I am measuring the voltage drop on a 1MΩ resistor with an oscilloscope, and as I understand to get accurate readings I should compensate the internal impedance of my measurement device for such a high value resistor.
It's a Tektronix TDS2024C oscilloscope, from the manual I know that it has a 1MΩ internal impedance and I'm using a 10x attenuation probe, which should have a 9MΩ resistance. According to everything I read that should add to a 10MΩ internal impedance, even though I'm not quite sure why and would like to know it a little more accurately.
So, two questions:
- Are there any simple methods to measure the input impedance of an oscilloscope accurately instead of taking the word of the manufacturer?
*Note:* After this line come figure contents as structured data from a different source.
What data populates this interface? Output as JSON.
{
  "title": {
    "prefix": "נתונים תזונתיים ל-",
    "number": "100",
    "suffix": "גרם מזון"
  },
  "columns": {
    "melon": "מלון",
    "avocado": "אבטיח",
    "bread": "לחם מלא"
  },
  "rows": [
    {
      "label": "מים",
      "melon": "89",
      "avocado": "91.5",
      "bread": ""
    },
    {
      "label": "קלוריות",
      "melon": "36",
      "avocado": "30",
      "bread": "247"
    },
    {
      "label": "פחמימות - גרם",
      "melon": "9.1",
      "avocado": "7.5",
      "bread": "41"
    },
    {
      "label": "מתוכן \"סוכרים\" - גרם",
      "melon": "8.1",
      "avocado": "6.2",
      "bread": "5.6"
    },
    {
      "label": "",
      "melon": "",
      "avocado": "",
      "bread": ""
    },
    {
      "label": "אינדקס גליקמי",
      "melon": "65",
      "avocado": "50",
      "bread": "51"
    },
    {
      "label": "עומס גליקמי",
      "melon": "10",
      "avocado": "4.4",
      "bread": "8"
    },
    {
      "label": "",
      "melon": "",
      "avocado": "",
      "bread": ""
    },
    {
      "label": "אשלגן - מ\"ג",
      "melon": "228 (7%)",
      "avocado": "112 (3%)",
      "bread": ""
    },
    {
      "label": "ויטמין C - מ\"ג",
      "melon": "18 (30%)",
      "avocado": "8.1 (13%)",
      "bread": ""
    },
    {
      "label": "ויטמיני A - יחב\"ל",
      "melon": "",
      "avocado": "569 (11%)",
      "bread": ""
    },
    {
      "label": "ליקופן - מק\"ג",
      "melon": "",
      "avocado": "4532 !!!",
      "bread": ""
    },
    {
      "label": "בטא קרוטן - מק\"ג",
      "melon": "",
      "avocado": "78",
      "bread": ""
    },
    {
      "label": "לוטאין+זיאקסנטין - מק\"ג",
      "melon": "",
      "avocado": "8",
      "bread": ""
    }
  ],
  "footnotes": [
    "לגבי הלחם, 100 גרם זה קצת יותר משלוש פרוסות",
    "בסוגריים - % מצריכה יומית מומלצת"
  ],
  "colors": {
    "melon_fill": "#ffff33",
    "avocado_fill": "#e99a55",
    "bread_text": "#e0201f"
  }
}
- How does the input impedance add to 10MΩ anyways, if the internal resistance isn't connected in series? Shouldn't it form a voltage divider for 0.91MΩ? Schematic below:
Best Answer
Ignore the capacitors, cable etc. and just consider the resistors. From probe tip to ground you have 9MΩ in series with 1MΩ - that's 10MΩ! You can verify this by measuring the resistance between probe tip and ground with a multimeter (on 20MΩ scale).
Of course this only applies to DC. At higher frequencies the impedances of the capacitors and cable become significant. At 50MHz the reactance of a 10pF capacitor is about 300Ω.